Ricardo Scofano Medeiros
Doutorando PPGE - UFRJ
De agora em diante, não há um orador nem mediador únicos. Não há um mestre sem contramestre. Não há univocidade. Cada um pode exprimir-se na sua própria língua e os destinatários dessas palavras podem recebê-las na sua. Depois de desatados os nós, restará apenas uma imensa linha. (MBEMBE, 2013, p. 20)
O que pode emergir de uma roda de conversa com professoras e professores? E bem no meio dessas conversas, quais falas ouvimos e quais outras devém imperceptíveis? Como captar, naquilo que é menor, notas de uma política curricular irreplicável, não reproduzível, singular; ou que, em outras palavras, interroga fundamentos pré-estabelecidos que garantiriam e sustentariam, assim dizendo, a fórmula de uma escolarização bem-sucedida? Sugiro, com o título desse breve relato e a incipiente problematização realizada, que muito antes de um currículo passar por toda uma rede, é uma rede que compõe, diferencialmente, um currículo.
A inspiração do argumento é tributária dos estudos nos/dos/com o cotidiano, no entanto, o que o contato junto à rede municipal de Niterói apresenta vai além: uma rede não se limita aos seus próprios contornos, não pode ser vista como autocontida, transparente, isso porque há muitas redes dentro de uma rede, formando, então, um inesgotável emaranhado de linhas de forças formadoras de diferentes modos de existência.
Em um cenário notoriamente fértil para ecoar as mais diversas inquietações, estabelecer um conversa atenta com os professores e professoras da rede niteroiense é uma maneira sútil, mas não menos disruptiva, de contribuir com o esgarçamento de discursos que insistentemente procuram operar dicotomias que reservam, ao docente, o lugar de um burocrata que tem por função seguir determinado script, por que não currículo, previamente planejado. É nessa perspectiva que percebo, com alegria, que as tensões entre o que conta como currículo na hora de fazer política, e o que conta como política na hora de se fazer currículo, perdem espaço, nas falas das rodas de conversa, para outra afirmação: fazer currículo é fazer política.

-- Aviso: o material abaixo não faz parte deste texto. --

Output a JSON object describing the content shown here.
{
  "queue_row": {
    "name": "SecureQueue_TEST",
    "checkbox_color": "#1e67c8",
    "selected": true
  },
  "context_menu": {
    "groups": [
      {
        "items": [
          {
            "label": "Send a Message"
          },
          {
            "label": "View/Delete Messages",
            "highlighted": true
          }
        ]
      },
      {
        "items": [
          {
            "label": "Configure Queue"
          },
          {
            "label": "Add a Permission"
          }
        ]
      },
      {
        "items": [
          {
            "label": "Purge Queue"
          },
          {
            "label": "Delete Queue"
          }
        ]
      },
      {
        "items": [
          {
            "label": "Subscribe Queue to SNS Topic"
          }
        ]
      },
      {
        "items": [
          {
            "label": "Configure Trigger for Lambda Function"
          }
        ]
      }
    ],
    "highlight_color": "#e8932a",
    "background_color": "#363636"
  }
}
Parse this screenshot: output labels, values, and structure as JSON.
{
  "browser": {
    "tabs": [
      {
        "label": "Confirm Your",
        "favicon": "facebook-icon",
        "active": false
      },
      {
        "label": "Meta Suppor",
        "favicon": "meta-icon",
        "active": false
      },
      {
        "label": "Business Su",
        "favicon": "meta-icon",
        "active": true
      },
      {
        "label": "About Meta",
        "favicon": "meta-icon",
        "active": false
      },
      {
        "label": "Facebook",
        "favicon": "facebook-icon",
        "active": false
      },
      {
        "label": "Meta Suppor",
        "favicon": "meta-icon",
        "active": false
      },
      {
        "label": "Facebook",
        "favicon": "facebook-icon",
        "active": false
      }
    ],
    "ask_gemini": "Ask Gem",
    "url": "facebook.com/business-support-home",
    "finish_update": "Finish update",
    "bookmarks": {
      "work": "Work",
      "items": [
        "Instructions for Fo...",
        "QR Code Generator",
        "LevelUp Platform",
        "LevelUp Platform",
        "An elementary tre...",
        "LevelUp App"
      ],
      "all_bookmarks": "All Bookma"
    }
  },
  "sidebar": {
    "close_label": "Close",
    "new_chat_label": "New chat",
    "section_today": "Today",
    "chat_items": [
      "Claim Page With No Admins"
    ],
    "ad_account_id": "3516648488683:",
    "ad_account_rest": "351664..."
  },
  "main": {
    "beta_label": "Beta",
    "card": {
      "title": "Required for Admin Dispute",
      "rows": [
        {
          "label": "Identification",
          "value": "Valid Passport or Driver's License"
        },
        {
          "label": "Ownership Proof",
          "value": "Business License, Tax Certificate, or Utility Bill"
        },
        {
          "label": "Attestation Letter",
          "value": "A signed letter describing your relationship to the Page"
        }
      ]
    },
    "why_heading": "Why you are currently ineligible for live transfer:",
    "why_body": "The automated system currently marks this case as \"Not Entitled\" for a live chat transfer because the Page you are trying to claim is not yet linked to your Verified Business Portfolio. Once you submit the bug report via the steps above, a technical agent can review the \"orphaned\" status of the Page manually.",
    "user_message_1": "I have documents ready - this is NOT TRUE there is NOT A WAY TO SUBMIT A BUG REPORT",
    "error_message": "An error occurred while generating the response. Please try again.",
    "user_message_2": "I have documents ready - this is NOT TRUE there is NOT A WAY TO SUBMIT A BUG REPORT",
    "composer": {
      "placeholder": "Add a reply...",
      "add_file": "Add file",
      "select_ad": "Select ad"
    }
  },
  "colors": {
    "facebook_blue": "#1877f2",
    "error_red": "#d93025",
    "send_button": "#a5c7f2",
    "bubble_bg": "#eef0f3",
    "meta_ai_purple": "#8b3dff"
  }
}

Para retornar à citação que abre esse pequeno texto, quando o assunto é currículo, não há univocidade. E, se assim o é, é porque os nós que separam a atividade docente de uma atividade política foram desatados. Como diferentes autores e autoras nos fazem pensar, não há univocidade porque o antagonismo é constitutivo do campo político – fazer currículo, por suposição, não pode estar imune aos processos de disputa que buscam significa-lo de acordo com as mais diferentes vontades e intenções.